De acordo com a presidente, a mudança de endereço anunciada pela nova gestão, neste momento, refere-se apenas à transferência formal da sede administrativa para o Hipódromo da Lagoinha, medida considerada essencial para regularizar o CNPJ do clube, atualmente inapto por pendências fiscais.

“Precisamos regularizar o CNPJ. O prédio do Centro não tem sequer energia elétrica e não há condições de manter uma secretaria funcionando”, disse.

Para Nívea a instalação da secretaria no hipódromo permitirá o atendimento aos associados e o acesso a documentos que hoje se encontram desorganizados ou inacessíveis. A sede histórica enfrenta falta de energia elétrica e depende de poço artesiano para abastecimento de água.

Sobre o destino definitivo do imóvel do Centro, a presidente afirmou que tudo dependerá do desfecho do processo de desapropriação e das negociações com a Prefeitura. A nova diretoria ainda deve se reunir com o prefeito Sandro Mabel (UB) para levantar informações completas sobre a situação jurídica e financeira da entidade.

“Se a desapropriação for concluída, o prédio será transferido ao município, mediante pagamento ou acordo. Mas isso ainda depende de negociação. Vamos estudar os processos e sentar para conversar”, declarou.
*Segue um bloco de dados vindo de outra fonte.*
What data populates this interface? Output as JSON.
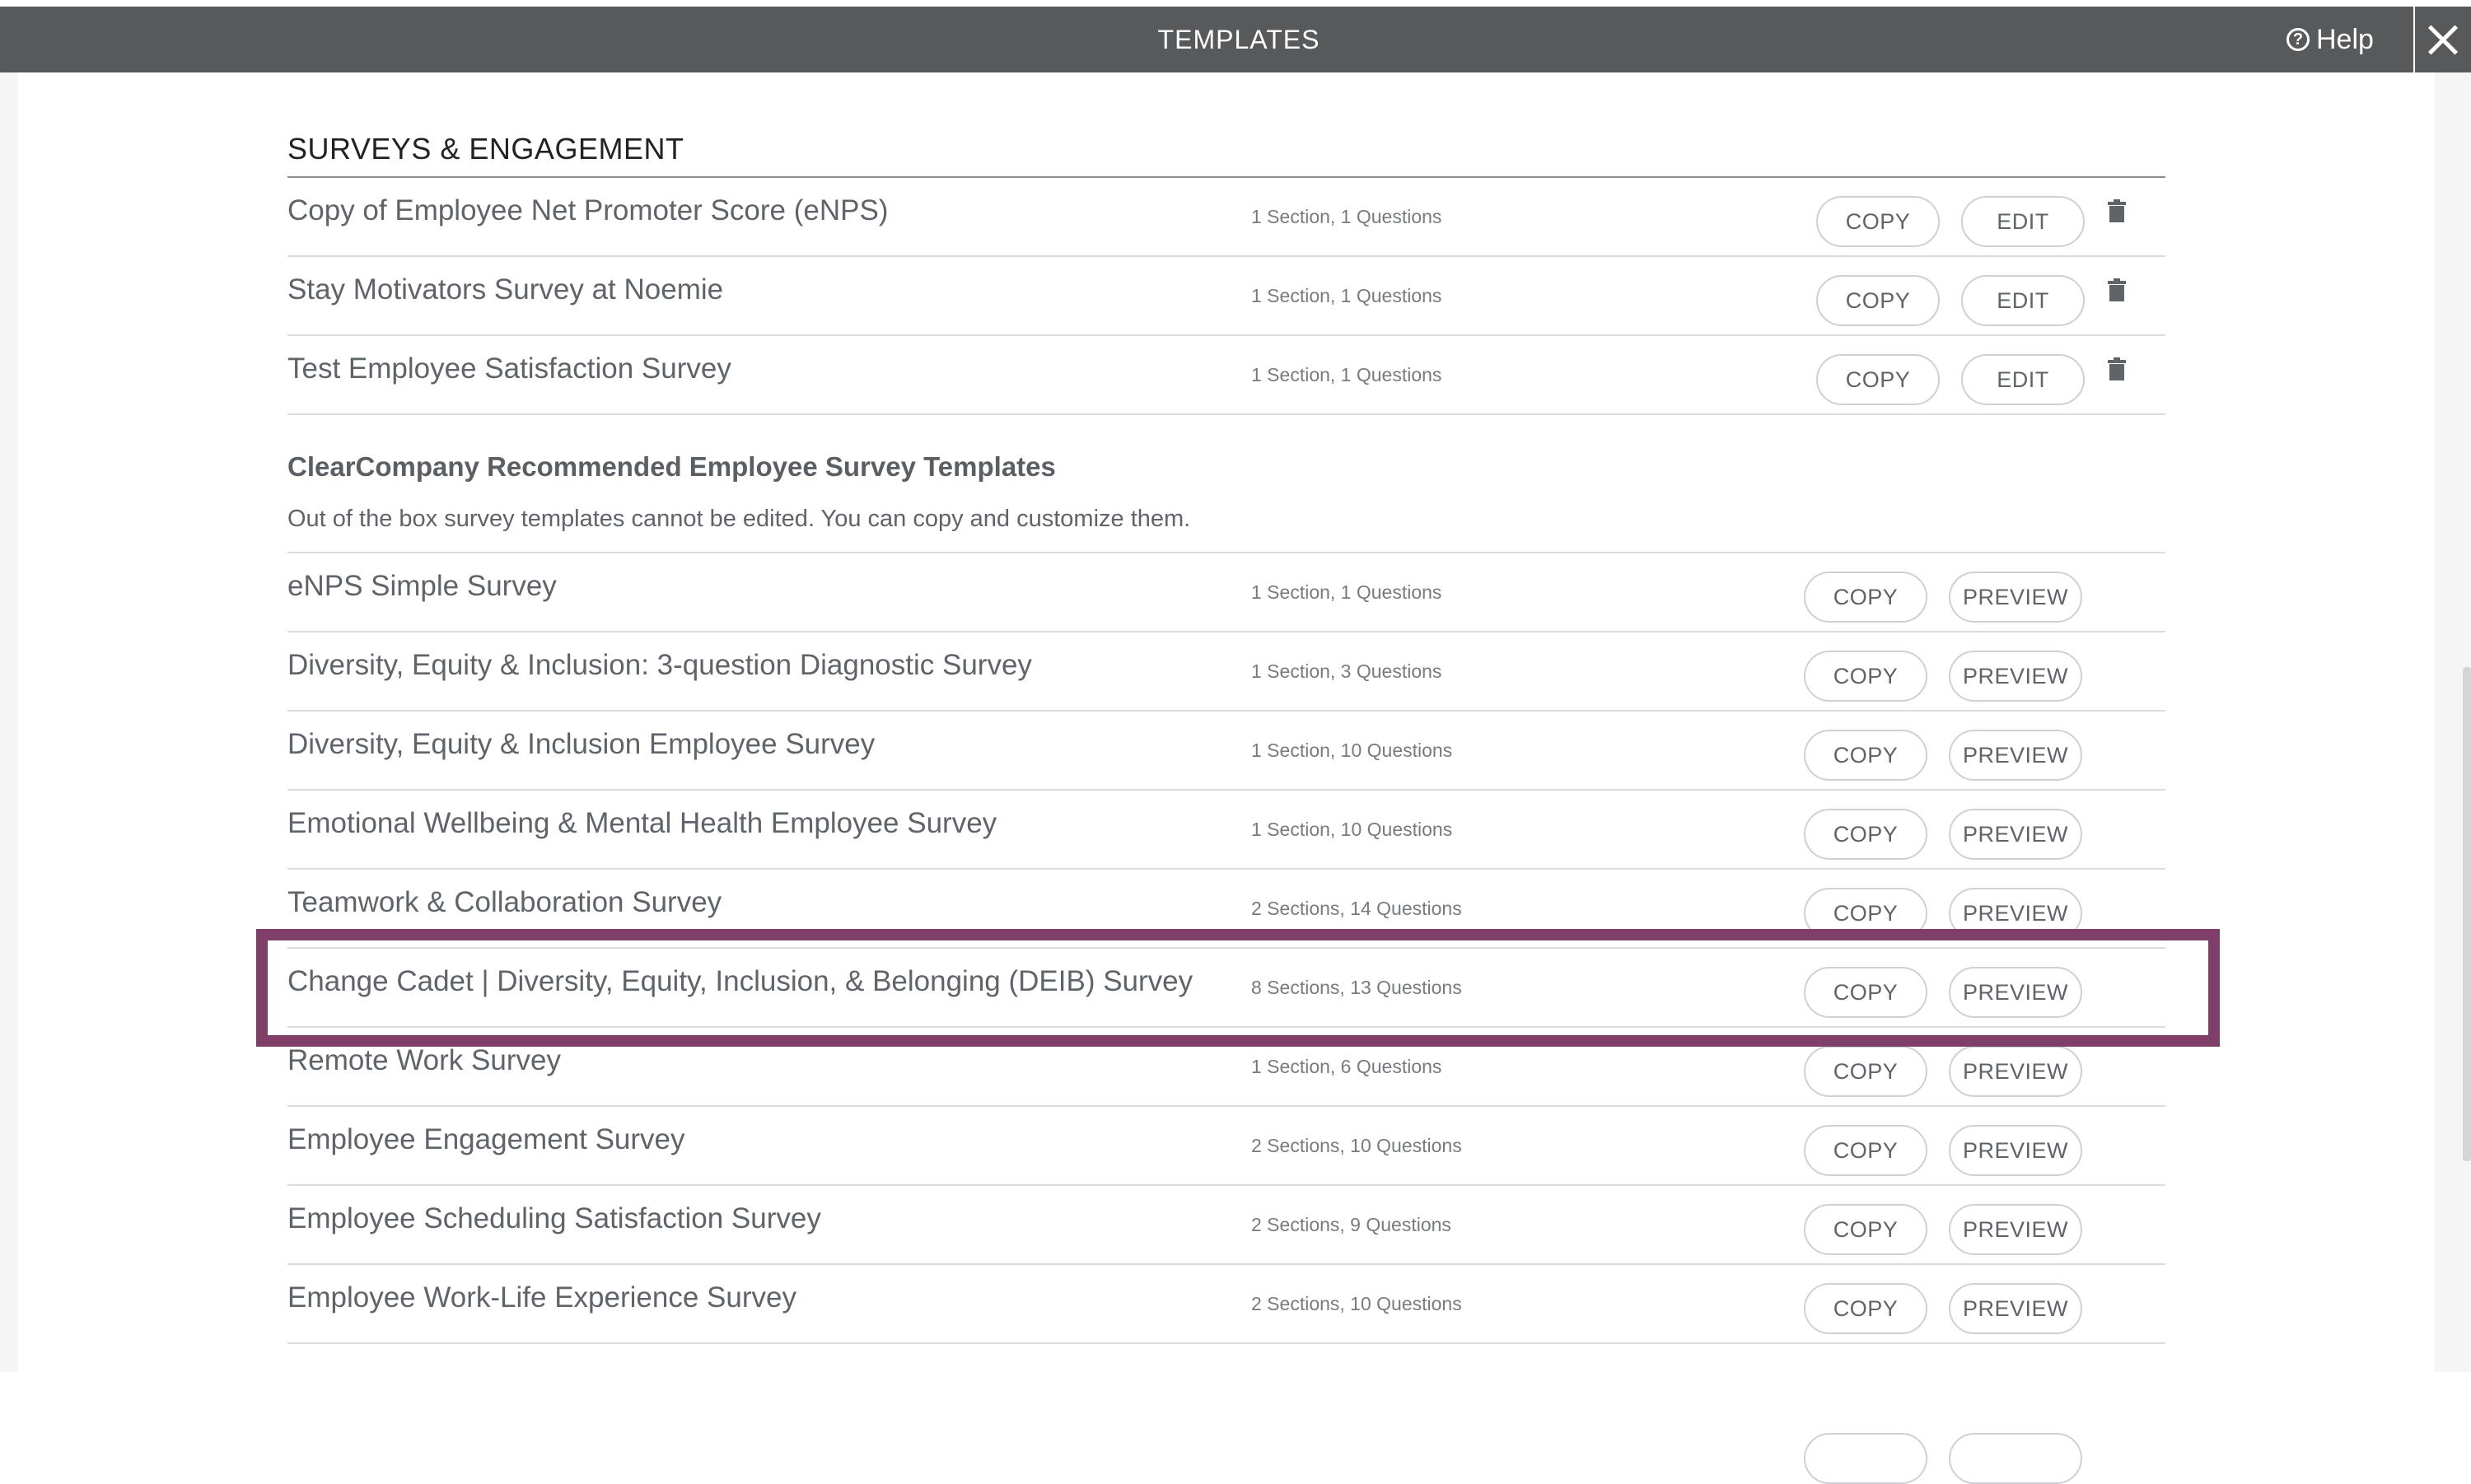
{
  "header": {
    "title": "TEMPLATES",
    "help_label": "Help",
    "help_icon": "question-circle-icon",
    "close_icon": "close-icon"
  },
  "own_section": {
    "title": "SURVEYS & ENGAGEMENT",
    "rows": [
      {
        "name": "Copy of Employee Net Promoter Score (eNPS)",
        "meta": "1 Section, 1 Questions",
        "copy": "COPY",
        "edit": "EDIT"
      },
      {
        "name": "Stay Motivators Survey at Noemie",
        "meta": "1 Section, 1 Questions",
        "copy": "COPY",
        "edit": "EDIT"
      },
      {
        "name": "Test Employee Satisfaction Survey",
        "meta": "1 Section, 1 Questions",
        "copy": "COPY",
        "edit": "EDIT"
      }
    ]
  },
  "recommended": {
    "title": "ClearCompany Recommended Employee Survey Templates",
    "description": "Out of the box survey templates cannot be edited. You can copy and customize them.",
    "rows": [
      {
        "name": "eNPS Simple Survey",
        "meta": "1 Section, 1 Questions",
        "copy": "COPY",
        "preview": "PREVIEW"
      },
      {
        "name": "Diversity, Equity & Inclusion: 3-question Diagnostic Survey",
        "meta": "1 Section, 3 Questions",
        "copy": "COPY",
        "preview": "PREVIEW"
      },
      {
        "name": "Diversity, Equity & Inclusion Employee Survey",
        "meta": "1 Section, 10 Questions",
        "copy": "COPY",
        "preview": "PREVIEW"
      },
      {
        "name": "Emotional Wellbeing & Mental Health Employee Survey",
        "meta": "1 Section, 10 Questions",
        "copy": "COPY",
        "preview": "PREVIEW"
      },
      {
        "name": "Teamwork & Collaboration Survey",
        "meta": "2 Sections, 14 Questions",
        "copy": "COPY",
        "preview": "PREVIEW"
      },
      {
        "name": "Change Cadet | Diversity, Equity, Inclusion, & Belonging (DEIB) Survey",
        "meta": "8 Sections, 13 Questions",
        "copy": "COPY",
        "preview": "PREVIEW"
      },
      {
        "name": "Remote Work Survey",
        "meta": "1 Section, 6 Questions",
        "copy": "COPY",
        "preview": "PREVIEW"
      },
      {
        "name": "Employee Engagement Survey",
        "meta": "2 Sections, 10 Questions",
        "copy": "COPY",
        "preview": "PREVIEW"
      },
      {
        "name": "Employee Scheduling Satisfaction Survey",
        "meta": "2 Sections, 9 Questions",
        "copy": "COPY",
        "preview": "PREVIEW"
      },
      {
        "name": "Employee Work-Life Experience Survey",
        "meta": "2 Sections, 10 Questions",
        "copy": "COPY",
        "preview": "PREVIEW"
      }
    ]
  },
  "highlight_color": "#7f3f69"
}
Apesar da crise administrativa e do alto passivo, Nívea garantiu que o hipódromo reúne condições de funcionamento e que as atividades ligadas às corridas não foram interrompidas. Segundo ela, a carta patente do clube junto ao Ministério da Agricultura continua válida.

“Existe um processo em curso, mas ela não foi cancelada. Já entramos em contato com o ministério para regularizar tudo o que for necessário.”

A presidente também afirmou que a nova diretoria irá apurar o valor real da dívida do Jóquei, hoje questionada judicialmente, especialmente em relação à cobrança de IPTU sobre o hipódromo.

“O que o Jóquei dever, será pago. Mas, para pagar, precisamos primeiro receber a indenização”, ressaltou.

Nívea destacou ainda o engajamento dos associados durante o processo eleitoral e afirmou que a reconstrução do clube passa pela preservação da instituição e de sua história, mais do que por um endereço específico.

“Existe um sentimento joqueano muito forte. Aceitamos esse desafio para fazer o que é certo e o que é bom para o Jóquei e para seus associados.”